Die beste Dockingstation für MacBook Air und MacBook Pro (2026)
Dein MacBook hat zwei oder drei USB-C-Ports.
Auf deinem Schreibtisch stehen ein Monitor, Tastatur, Maus, Webcam, eine externe Festplatte, vielleicht ein zweites Display und ein Ladegerät – und alles konkurriert um genau diese Ports. Mit einer Dockingstation läuft alles über nur ein einziges Kabel.
Das Problem: Es gibt Hunderte von Docks auf dem Markt, und ein großer Teil davon liefert am Mac nicht einmal zwei erweiterte Displays – was wahrscheinlich genau der Grund ist, warum du überhaupt nach einem suchst.
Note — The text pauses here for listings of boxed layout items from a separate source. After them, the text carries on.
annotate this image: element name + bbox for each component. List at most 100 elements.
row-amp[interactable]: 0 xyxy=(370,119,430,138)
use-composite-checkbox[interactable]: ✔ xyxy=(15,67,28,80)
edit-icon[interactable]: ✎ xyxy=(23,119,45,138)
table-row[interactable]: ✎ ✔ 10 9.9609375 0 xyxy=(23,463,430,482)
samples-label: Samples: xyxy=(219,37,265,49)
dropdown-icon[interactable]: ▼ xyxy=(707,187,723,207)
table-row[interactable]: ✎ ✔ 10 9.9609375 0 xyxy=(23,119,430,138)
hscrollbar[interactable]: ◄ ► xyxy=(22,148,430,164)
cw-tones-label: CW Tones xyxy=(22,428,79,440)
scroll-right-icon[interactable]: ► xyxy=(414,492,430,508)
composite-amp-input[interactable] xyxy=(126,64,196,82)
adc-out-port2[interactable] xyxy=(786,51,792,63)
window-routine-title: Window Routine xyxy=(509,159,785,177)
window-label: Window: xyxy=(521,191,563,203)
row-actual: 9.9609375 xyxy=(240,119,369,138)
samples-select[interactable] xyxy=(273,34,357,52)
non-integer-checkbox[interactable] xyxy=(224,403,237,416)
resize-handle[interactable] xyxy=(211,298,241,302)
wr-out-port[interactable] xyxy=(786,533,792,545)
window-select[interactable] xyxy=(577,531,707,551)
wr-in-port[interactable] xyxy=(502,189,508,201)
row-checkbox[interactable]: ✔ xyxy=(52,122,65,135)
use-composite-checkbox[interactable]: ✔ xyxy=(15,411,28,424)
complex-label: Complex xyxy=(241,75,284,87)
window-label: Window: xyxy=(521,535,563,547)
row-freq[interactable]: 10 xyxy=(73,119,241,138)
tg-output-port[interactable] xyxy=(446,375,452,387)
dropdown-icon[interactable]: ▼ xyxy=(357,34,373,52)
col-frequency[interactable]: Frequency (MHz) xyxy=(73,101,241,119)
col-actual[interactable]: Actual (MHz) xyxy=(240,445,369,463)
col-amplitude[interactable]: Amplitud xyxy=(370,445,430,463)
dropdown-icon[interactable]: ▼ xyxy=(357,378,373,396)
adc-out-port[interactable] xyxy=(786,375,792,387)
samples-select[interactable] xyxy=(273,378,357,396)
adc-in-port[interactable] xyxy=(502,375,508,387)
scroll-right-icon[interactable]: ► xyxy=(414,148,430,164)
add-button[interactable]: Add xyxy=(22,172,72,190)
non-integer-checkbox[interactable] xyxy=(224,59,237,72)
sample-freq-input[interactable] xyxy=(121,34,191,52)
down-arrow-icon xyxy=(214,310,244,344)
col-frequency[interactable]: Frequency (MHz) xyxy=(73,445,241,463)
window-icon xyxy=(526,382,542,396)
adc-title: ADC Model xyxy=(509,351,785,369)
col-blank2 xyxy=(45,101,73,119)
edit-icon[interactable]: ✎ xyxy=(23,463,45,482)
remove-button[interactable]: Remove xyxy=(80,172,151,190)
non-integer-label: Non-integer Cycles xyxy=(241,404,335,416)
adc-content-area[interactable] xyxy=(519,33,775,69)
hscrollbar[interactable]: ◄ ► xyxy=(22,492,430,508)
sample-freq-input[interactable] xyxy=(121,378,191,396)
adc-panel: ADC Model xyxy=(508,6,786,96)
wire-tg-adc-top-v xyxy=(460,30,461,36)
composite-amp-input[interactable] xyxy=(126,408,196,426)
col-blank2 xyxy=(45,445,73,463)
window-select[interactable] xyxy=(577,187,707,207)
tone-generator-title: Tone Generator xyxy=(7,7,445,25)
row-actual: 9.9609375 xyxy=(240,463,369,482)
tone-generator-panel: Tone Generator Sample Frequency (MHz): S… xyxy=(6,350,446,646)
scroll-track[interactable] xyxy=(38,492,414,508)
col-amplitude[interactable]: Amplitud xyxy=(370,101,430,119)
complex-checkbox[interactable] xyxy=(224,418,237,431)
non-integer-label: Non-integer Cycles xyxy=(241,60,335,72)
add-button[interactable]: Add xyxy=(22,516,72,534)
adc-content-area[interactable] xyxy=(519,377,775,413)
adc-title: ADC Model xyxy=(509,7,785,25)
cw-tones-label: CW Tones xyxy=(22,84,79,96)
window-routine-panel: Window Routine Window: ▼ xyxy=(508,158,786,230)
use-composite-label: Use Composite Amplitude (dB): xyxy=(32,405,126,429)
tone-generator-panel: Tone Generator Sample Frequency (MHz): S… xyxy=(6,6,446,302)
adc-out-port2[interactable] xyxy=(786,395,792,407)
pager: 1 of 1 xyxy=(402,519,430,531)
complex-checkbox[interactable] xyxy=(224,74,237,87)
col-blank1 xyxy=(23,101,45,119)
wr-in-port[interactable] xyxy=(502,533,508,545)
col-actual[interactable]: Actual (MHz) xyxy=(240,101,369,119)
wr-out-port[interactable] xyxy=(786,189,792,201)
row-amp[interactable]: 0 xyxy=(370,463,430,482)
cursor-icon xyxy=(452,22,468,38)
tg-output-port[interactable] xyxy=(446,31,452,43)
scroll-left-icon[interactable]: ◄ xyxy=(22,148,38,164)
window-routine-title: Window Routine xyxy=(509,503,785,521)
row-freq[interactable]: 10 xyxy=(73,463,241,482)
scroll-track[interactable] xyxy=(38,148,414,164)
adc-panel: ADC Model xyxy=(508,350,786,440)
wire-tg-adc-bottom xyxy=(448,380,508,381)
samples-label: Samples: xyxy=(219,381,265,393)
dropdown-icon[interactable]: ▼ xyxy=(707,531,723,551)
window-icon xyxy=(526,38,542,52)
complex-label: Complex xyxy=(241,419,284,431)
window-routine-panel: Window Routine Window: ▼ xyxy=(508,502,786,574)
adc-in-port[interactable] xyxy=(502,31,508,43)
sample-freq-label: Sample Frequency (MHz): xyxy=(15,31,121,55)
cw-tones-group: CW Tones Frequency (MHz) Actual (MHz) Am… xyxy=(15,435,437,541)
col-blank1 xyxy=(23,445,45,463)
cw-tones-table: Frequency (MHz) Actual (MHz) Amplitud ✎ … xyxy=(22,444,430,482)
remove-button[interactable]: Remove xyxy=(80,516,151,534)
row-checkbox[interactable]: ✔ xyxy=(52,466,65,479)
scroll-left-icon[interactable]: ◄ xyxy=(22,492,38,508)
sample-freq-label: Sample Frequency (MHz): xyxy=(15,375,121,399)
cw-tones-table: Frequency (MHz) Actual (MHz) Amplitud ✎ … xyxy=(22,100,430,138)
Welche Dockingstation für dein MacBook Air oder Pro die beste ist, hängt von drei Dingen ab: vom Port-Typ deines MacBook (Thunderbolt 4 oder 5), davon, was du an deinem Schreibtisch anschließen willst (ein Display oder drei), und davon, wie viel du ausgeben möchtest. Dieser Guide zeigt dir die Kaufkriterien, die für Mac-Nutzer wirklich relevant sind, die typischen Fehlkäufe, die unnötig Geld kosten, und drei Docks für drei unterschiedliche Desktop-Setups.

Welche Dockingstation ist die beste für dein MacBook?
Für die meisten Nutzer von MacBook Air und Pro bietet die UGREEN Revodok Maxidok 10-in-1 Thunderbolt 5 Dockingstation das beste Preis-Leistungs-Verhältnis. Sie liefert zwei 6K-Displays, 120 Gbit/s Bandbreite und einen 100-W-Upstream-Thunderbolt-Port, der dein Laptop über ein einziges Kabel mit Strom versorgt. Beim aktuellen MacBook Pro M5 Max kann die Display-Unterstützung bis zu 8K@60Hz bei einem einzelnen Display, 8K@60Hz bei zwei Displays oder 4K@144Hz bei drei Displays erreichen. Wer täglich große Dateien bewegt, sollte zur 17-in-1-Version greifen – mit integriertem M.2-SSD-Speicher und 140 W Power Delivery.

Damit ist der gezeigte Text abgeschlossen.